Wait, what is 2.4K gold suppose to mean? I did not think that was a measurement of gold purity. It certainly can’t mean 10000% pure gold.
“N karat” means N/24 parts gold. So 24 karat is 100% gold (within rounding errors), 18 karat is 18/24 gold and 2.4 karat would be 2.4/24 = 10% gold. I don’t know if anyone actually uses fractional karat measurements like that.
I understand that, but I don’t really think that 2.4 karat is an actual designation of purity unless it’s some kind of ‘white gold’ with a ridiculously small amount of gold in it. This must mean something else, I would assume it’s just a spurious decimal point in ‘24 karat’.
Don’t forget, you have to run naked through the streets yelling that…
Next you’re going to start complaining about the fact that an ounce of gold doesn’t weigh the same as an ounce of anything else.
Well, it certainly weighs less than an ounce of feathers.

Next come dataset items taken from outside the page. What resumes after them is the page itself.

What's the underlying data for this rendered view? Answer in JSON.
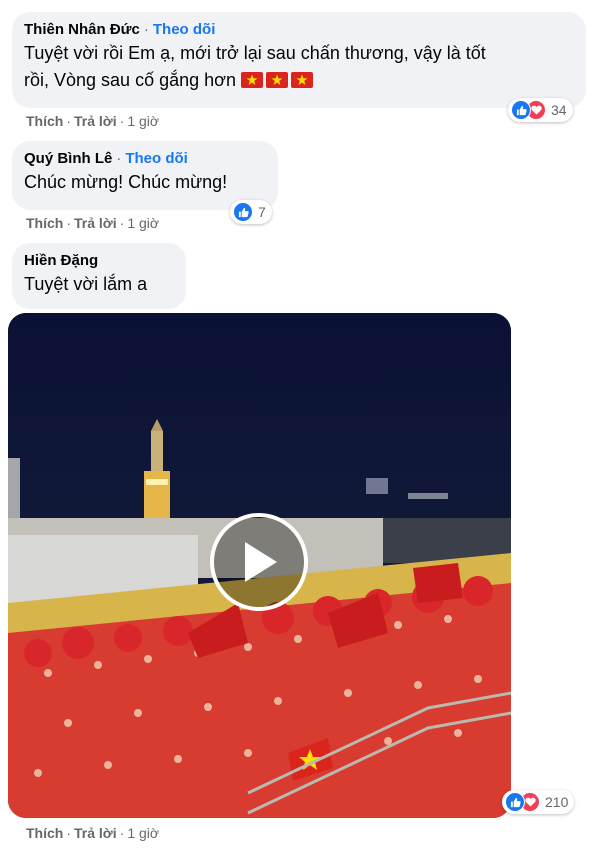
{
  "comments": [
    {
      "author": "Thiên Nhân Đức",
      "separator": "·",
      "follow_label": "Theo dõi",
      "text_line1": "Tuyệt vời rồi Em ạ, mới trở lại sau chấn thương, vậy là tốt",
      "text_line2": "rồi, Vòng sau cố gắng hơn",
      "emoji": [
        "vietnam-flag",
        "vietnam-flag",
        "vietnam-flag"
      ],
      "like_label": "Thích",
      "reply_label": "Trả lời",
      "time": "1 giờ",
      "reaction_count": "34",
      "reactions": [
        "like",
        "love"
      ]
    },
    {
      "author": "Quý Bình Lê",
      "separator": "·",
      "follow_label": "Theo dõi",
      "text_line1": "Chúc mừng! Chúc mừng!",
      "like_label": "Thích",
      "reply_label": "Trả lời",
      "time": "1 giờ",
      "reaction_count": "7",
      "reactions": [
        "like"
      ]
    },
    {
      "author": "Hiền Đặng",
      "text_line1": "Tuyệt vời lắm a",
      "video": {
        "description_icon": "play-icon",
        "reaction_count": "210",
        "reactions": [
          "like",
          "love"
        ]
      },
      "like_label": "Thích",
      "reply_label": "Trả lời",
      "time": "1 giờ"
    }
  ],
  "colors": {
    "bubble": "#f0f2f5",
    "link_blue": "#1877f2",
    "love_red": "#f33e58",
    "meta_gray": "#65676b",
    "flag_red": "#da251d",
    "flag_star": "#ffde00"
  }
}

Easier with a smaller recipient, placed into another one which gets weighted before and after the spillover.
Still is. Gold medals are a popular export from Spain to India and SE Asia (Spanish goldsmiths normally work with 24K).
Do you guys have me set to Ignore?
While Google will show overwhelmingly and almost unanimously the usual tradition (begun by Vitruvius) that Archimedes measured displaced water, Galileo thought otherwise. He figured Archimedes applied the full value of his buoyancy principle to measure the crown much more easily and accurately than any water measurement. (Some may assert that this would be a mighty clever method for Archimedes to devise. I note (a) Archimedes would hardly have celebrated ‘Eureka’ for the rather trivial solution, (b) Archimedes was certainly much cleverer than Galileo!)
I don’t know if Cecil our Leader has ruled on the matter, but several mathematical historians agree with Galileo. The matter may still be controversial, but Googling
“Galileo” “Vitruvius” “balance” How did archimedes test the crown
turns up many articles supporting Galileo’s theory, e.g.
I have a 4-pound cylinder of tungsten, which easily fits in the hand and is a surprise every time I pick it up. I have equal sized cylinders of copper, iron, aluminum, and magnesium as well, and they all feel cheap and plasticky after handling the tungsten for a while.
I did get it straight from China. Now I wonder if they cheated me and filled it with worthless gold instead.
Fun Fact: when platinum was first recognized by Europeans and before techniques existed to work it (pure platinum is much harder than gold or silver and it has a higher melting point than iron), its high density led many to worry that this “worthless” metal would make forging gold bars easier.
Oh rilly?
I have a nice stash of [strike]gold-coated tungsten bars[/strike] REAL GOLD BARS to sell you.